Legislation urged to protect corporate data, theft of e-mail addresses

WASHINGTON -- A congressional subcommittee exploring the need for new cybercrime legislation was urged today by private-sector officials to back laws protecting the confidentiality of security data shared with the government and to prohibit the "harvesting" of e-mail addresses from Web sites by spammers.

"We are constantly subjected to individuals who come to our site, steal our addresses and then use those e-mail addresses to send illegal spam," said Robert Chesnut, a vice president at online auction site eBay Inc. in San Jose, at a hearing before the House Judiciary Committee's Subcommittee on Crime.

Chesnut said e-mail harvesters are using automated tools to gather e-mail addresses. Calling the activity a "parasitic process" that undermines public confidence in e-commerce, Chesnut urged the committee to outlaw the bulk harvesting of e-mail addresses for the purpose of sending spam. EBay has more than 29 million registered users.

In other testimony, trade group officials said legislation is needed to keep corporate security data that's shared with government agencies from becoming public under the Freedom of Information Act (FOIA).

"Companies worry that if information sharing with the government really becomes a two-way street, FOIA requests for information they have provided to an agency could prove embarrassing or costly," said Harris Miller, president of the Information Technology Association of America, an industry trade group in Arlington, Va.

Sen.
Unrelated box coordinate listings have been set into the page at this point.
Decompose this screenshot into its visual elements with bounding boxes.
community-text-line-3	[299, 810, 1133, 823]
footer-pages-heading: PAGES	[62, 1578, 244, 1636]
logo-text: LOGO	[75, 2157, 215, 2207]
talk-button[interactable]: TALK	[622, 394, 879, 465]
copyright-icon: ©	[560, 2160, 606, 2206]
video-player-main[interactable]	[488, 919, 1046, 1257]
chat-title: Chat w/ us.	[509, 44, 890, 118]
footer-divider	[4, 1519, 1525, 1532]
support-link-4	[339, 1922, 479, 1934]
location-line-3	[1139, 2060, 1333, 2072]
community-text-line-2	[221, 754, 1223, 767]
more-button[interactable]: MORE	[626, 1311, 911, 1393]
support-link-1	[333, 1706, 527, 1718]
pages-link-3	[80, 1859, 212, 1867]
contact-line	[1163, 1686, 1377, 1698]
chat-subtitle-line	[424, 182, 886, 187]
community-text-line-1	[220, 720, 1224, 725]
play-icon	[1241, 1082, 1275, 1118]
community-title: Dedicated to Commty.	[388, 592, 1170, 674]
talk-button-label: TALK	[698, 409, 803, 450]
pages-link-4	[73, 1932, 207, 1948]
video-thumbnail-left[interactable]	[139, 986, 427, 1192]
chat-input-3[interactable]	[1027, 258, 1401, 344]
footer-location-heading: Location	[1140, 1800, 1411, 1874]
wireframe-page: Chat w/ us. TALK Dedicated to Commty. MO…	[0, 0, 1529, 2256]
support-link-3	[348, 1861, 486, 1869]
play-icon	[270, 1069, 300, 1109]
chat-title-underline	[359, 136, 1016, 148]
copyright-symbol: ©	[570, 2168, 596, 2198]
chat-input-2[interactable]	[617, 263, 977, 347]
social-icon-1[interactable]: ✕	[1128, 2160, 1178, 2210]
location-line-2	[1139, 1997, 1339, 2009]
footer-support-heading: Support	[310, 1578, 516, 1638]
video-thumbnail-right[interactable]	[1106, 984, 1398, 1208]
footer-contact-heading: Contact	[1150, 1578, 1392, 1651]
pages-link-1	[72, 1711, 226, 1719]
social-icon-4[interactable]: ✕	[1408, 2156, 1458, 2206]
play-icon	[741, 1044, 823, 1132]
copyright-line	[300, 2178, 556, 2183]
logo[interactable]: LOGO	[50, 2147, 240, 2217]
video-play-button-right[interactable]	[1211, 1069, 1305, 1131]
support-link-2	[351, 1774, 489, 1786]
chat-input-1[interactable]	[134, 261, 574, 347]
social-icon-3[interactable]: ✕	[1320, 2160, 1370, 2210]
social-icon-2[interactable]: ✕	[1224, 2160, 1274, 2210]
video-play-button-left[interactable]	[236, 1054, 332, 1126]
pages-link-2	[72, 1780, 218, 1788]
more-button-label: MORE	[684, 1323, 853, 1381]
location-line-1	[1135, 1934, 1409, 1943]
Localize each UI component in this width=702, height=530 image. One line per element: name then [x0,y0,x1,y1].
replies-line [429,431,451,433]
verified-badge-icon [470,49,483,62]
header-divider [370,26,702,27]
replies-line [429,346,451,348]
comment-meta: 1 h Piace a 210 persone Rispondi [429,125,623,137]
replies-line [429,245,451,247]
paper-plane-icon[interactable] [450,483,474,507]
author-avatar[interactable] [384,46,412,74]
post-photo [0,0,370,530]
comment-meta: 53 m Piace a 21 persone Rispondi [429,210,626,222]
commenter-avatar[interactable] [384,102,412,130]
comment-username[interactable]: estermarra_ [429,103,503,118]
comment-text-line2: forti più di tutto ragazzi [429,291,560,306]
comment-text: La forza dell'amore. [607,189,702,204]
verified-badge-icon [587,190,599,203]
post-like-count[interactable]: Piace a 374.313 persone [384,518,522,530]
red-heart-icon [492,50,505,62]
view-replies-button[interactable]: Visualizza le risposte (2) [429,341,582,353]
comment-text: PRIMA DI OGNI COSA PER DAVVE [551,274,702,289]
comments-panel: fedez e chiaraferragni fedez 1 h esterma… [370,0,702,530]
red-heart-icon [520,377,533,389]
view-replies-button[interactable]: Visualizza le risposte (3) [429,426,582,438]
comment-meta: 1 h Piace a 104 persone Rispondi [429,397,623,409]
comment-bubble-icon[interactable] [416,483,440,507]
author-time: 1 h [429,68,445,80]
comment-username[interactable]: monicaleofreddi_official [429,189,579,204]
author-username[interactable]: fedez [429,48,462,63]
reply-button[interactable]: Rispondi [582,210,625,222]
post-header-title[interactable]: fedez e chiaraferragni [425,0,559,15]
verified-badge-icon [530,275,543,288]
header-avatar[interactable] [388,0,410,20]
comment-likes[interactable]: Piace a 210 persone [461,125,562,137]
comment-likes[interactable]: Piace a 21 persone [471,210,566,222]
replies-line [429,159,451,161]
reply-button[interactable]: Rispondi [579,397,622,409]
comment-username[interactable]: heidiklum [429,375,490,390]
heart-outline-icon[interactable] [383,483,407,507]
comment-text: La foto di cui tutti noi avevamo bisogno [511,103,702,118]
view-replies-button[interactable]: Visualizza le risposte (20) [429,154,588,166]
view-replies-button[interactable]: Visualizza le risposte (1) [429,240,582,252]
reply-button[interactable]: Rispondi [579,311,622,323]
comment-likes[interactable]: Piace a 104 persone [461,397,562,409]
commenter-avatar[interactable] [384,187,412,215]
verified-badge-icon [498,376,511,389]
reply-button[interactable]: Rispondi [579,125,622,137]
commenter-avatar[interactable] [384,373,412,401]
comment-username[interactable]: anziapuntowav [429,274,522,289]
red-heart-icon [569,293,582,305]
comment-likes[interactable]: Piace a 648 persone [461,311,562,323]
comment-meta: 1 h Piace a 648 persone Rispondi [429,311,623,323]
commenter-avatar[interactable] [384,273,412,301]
Robert Bennett (R-Utah) is expected to introduce legislation before the August recess that would exempt corporate security data from public disclosure. In the House, U.S. Reps. Tom Davis (R-Va.) and James Moran (D-Va.), who co-sponsored similar legislation last year, are also expected to reintroduce the measure before the recess.

Today's hearing was the third and final hearing on cybercrime by the subcommittee, which is looking for legislative ideas on combating this new criminal activity, said U.S. Rep. Lamar Smith (R-Texas), the subcommittee chairman.

"We hope that these hearings will result in some legislation," said Smith. He noted that Congress hasn't updated many of its laws to reflect new technologies and methods of communications since the mid-1980s.

Earlier this week, the committee was urged by Michael Chertoff, a newly confirmed assistant attorney general at the U.S. Justice Department, to toughen penalties for some cybercrimes and to make changes in procedural regulations to clarify the laws used to trace telephone calls so that they can also be applied to e-mail and telephony (see story).

Chertoff, as well as the private-sector officials who testified today, said government must have adequate resources to combat cybercrime.

Underscoring legislative concerns by the private sector was the view that federal law enforcers must move aggressively, particularly to protect intellectual property.

"Criminal prosecution and penalties provide deterrence in a way that civil judgments cannot," said Bob Kruger, a vice president at the Business Software Alliance, an industry trade group whose membership includes some of the world's largest software companies, including Microsoft Corp. and Adobe Systems Inc. in San Jose. Kruger said software piracy is costing businesses approximately $11.75 billion annually.

Kruger said that there has been progress in stepping up the pace of prosecutions, but that sustained effort is needed. "Pirates need to know that they stand to lose not just money, but also their liberty," he said.